Feasibility of terahertz generation and detection in 3C-SiC single crystal

We theoretically investigate the feasibility of terahertz generation and detection in a 〈110〉-oriented 3C-SiC single crystal excited by a frequency-doubled Yb-doped femtosecond pulse laser. The phase-matching condition of optical rectification (OR) and electro-optic (EO) sampling are analyzed on the basis of the dispersion relation of 3C-SiC. The THz generation bandwidth as well as the peak frequency position via OR are calculated at different crystal thicknesses. The THz detection bandwidth on EO sampling is discussed on the basis of 2 different schemes. In the collinear incidence scheme, the cut-off frequency as a function of crystal thickness is revealed. In the noncollinear incidence scheme, the phase-matching condition can be achieved locally by using a silicon prism to couple the THz radiation into a 3C-SiC single crystal.

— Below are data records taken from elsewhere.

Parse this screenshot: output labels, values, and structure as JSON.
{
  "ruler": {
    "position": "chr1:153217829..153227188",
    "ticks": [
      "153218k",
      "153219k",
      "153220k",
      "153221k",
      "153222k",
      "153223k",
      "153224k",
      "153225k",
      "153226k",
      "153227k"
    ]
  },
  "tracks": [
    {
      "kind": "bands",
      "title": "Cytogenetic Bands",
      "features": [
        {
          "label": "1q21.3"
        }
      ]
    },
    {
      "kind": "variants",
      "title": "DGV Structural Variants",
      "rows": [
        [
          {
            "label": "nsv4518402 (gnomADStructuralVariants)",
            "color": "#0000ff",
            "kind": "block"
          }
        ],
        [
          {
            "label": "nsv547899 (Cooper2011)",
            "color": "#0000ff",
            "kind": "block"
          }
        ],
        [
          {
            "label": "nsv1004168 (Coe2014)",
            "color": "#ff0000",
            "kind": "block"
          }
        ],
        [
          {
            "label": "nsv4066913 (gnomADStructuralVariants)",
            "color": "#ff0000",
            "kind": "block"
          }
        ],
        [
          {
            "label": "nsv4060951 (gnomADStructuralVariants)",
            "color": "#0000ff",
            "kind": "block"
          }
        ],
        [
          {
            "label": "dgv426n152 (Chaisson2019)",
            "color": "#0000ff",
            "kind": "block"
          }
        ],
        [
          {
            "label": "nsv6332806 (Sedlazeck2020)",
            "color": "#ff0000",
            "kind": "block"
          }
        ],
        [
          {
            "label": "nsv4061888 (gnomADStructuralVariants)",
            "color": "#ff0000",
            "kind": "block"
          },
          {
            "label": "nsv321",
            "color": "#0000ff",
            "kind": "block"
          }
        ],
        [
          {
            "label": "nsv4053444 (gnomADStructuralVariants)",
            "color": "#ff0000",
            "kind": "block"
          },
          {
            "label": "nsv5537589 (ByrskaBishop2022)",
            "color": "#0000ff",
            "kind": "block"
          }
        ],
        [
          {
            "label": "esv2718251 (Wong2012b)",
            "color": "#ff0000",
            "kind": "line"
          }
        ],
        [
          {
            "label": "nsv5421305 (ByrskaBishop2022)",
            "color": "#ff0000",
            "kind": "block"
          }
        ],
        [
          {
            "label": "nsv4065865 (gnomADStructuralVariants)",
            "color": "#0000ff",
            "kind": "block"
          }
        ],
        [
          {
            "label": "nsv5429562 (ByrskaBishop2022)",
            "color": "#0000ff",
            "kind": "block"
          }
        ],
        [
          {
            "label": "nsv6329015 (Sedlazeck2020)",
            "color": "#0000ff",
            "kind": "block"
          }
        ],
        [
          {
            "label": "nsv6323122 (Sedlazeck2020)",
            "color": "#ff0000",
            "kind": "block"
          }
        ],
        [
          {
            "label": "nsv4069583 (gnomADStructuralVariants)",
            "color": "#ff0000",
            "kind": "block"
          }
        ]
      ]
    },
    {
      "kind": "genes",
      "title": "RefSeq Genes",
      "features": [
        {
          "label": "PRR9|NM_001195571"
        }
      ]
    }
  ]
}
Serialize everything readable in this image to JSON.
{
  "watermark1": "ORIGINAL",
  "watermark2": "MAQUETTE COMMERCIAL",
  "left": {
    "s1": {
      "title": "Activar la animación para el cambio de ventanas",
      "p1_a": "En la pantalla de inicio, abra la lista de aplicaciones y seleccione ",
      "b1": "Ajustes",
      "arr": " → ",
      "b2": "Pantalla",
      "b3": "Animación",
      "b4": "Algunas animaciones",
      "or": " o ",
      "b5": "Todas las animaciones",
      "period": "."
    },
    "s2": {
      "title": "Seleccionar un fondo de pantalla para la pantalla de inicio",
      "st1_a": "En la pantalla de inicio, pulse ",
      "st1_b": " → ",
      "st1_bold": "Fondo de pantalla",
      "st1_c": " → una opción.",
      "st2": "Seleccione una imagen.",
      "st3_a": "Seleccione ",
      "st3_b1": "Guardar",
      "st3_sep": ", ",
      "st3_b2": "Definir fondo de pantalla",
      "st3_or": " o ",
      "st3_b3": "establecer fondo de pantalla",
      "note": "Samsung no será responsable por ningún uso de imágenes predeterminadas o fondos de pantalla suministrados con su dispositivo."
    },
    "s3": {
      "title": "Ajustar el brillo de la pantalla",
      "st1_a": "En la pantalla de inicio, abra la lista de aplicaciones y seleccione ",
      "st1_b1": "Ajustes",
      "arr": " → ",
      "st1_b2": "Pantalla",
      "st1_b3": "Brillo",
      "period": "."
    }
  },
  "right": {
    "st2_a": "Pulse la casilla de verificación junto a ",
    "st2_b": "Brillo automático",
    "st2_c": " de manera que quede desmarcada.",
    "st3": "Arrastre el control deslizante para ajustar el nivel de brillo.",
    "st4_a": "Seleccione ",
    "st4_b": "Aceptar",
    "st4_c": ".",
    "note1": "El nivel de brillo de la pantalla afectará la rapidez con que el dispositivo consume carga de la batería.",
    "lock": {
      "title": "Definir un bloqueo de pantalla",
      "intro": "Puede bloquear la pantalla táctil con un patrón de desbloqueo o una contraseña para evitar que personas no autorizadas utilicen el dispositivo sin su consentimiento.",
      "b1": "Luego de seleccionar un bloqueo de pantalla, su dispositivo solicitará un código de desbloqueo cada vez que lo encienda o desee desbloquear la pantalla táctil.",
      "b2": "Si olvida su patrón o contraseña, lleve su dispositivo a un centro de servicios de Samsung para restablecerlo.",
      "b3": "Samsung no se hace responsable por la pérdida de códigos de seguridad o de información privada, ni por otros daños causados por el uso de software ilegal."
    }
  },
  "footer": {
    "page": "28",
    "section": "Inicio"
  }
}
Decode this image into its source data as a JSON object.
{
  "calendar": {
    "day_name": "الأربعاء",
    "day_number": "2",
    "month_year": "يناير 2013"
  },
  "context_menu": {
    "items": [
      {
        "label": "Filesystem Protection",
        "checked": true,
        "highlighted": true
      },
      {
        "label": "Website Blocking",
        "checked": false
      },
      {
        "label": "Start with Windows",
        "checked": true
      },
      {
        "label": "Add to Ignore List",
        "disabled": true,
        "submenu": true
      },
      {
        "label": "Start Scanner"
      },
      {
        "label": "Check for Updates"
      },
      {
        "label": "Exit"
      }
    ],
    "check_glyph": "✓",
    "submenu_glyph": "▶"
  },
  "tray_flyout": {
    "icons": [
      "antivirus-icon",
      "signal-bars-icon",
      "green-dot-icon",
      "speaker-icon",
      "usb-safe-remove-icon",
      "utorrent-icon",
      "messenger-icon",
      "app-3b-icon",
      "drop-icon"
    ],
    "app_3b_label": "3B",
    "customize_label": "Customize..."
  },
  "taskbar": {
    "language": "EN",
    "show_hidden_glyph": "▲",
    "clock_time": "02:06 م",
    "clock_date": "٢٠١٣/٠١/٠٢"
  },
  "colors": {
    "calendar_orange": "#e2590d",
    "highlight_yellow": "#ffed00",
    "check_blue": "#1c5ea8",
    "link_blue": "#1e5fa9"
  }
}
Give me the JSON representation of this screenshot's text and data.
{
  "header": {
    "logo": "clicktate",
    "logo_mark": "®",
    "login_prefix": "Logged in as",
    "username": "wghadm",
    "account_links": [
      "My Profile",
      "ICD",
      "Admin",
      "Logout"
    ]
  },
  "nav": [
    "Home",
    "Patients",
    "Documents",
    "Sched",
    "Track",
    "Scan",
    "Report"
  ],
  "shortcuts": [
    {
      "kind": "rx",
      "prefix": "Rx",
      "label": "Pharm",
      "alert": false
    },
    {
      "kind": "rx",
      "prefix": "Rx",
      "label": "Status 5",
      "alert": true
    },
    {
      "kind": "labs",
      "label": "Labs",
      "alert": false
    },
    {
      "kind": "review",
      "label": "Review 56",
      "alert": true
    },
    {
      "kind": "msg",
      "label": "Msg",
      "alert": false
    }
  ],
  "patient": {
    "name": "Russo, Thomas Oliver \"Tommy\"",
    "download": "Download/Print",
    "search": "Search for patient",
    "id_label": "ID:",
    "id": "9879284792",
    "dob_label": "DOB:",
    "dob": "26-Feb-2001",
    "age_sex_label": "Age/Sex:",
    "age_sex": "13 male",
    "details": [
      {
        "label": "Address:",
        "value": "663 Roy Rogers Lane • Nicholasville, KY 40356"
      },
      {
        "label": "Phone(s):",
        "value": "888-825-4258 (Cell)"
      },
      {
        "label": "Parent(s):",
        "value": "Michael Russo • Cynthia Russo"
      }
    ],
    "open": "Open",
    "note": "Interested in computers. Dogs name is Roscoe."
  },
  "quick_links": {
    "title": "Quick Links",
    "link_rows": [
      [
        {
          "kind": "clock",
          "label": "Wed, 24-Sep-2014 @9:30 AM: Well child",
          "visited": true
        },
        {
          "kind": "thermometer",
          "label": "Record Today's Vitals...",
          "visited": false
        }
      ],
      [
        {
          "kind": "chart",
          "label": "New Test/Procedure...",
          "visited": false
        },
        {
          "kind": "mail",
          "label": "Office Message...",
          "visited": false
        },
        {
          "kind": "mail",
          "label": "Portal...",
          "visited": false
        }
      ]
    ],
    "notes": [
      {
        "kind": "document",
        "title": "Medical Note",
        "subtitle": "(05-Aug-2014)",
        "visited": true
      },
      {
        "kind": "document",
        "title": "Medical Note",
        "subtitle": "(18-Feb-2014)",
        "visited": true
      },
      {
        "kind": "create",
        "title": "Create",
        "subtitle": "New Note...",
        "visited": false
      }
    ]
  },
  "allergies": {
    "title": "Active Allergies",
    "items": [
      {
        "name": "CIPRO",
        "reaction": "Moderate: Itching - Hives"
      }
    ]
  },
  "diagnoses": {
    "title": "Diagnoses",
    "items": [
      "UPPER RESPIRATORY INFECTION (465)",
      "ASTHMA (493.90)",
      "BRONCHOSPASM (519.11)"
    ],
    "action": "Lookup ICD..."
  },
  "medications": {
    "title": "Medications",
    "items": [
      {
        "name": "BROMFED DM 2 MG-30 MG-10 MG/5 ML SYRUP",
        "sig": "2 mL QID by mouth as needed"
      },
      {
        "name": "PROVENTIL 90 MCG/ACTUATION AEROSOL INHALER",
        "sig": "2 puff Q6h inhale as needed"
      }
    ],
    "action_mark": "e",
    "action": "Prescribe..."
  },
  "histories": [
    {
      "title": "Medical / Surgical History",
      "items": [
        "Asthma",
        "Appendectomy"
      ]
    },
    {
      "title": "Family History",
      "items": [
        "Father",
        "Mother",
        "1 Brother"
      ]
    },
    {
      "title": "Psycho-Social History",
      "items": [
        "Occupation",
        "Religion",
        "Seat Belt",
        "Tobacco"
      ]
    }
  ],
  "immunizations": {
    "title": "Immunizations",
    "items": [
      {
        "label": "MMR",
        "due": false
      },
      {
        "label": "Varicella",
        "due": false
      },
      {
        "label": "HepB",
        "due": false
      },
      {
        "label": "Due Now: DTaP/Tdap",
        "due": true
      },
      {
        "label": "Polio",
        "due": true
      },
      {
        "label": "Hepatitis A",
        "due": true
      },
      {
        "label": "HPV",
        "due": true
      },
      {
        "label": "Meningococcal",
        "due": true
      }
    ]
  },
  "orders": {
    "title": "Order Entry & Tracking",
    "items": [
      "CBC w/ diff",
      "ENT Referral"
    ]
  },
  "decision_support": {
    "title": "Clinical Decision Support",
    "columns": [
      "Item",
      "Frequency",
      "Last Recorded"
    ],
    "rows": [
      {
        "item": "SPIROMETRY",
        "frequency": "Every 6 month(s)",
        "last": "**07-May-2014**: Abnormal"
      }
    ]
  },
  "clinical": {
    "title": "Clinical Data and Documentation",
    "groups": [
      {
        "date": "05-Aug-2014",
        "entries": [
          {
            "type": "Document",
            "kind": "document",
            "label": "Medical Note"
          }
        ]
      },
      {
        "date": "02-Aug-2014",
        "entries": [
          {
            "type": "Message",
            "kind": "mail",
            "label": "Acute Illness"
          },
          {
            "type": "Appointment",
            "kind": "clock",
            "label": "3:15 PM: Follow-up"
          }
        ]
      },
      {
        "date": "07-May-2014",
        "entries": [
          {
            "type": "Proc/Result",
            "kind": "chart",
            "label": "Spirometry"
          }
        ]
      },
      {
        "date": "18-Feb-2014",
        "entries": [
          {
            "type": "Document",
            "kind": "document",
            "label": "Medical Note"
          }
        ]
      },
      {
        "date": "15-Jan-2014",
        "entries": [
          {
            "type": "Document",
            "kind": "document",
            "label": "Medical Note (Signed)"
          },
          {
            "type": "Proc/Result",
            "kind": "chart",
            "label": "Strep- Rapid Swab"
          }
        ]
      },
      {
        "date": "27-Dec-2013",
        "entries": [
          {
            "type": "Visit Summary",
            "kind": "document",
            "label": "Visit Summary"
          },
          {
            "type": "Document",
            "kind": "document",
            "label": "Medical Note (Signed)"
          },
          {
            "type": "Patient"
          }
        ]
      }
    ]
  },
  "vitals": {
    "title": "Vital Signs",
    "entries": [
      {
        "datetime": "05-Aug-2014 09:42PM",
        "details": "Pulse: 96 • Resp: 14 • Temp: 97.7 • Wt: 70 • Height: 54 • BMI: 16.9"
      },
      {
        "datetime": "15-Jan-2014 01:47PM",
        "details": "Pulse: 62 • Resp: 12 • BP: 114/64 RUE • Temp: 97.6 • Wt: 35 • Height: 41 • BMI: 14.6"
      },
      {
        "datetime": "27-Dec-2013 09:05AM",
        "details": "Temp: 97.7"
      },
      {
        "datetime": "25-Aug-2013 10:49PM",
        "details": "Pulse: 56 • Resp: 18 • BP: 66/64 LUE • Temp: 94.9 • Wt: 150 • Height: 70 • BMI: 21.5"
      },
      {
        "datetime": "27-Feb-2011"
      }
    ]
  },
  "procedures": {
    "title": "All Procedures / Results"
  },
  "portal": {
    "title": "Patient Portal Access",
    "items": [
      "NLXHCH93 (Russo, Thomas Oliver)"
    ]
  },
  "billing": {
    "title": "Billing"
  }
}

The relationship between THz coherence length and the apex angle of the Si prism is discussed. The detection sensitivity of 3C-SiC at the wavelength of an Yb-doped femtosecond pulse laser is compared with those of other zinc blende EO crystals, which is found to be higher than that of GaP but lower than those of GaAs and ZnTe. Considering the optimal phase-matching condition at a wavelength of 515 nm, 3C-SiC is found to be a potential EO crystal for THz generation and detection using a frequency-doubled Yb-doped femtosecond laser.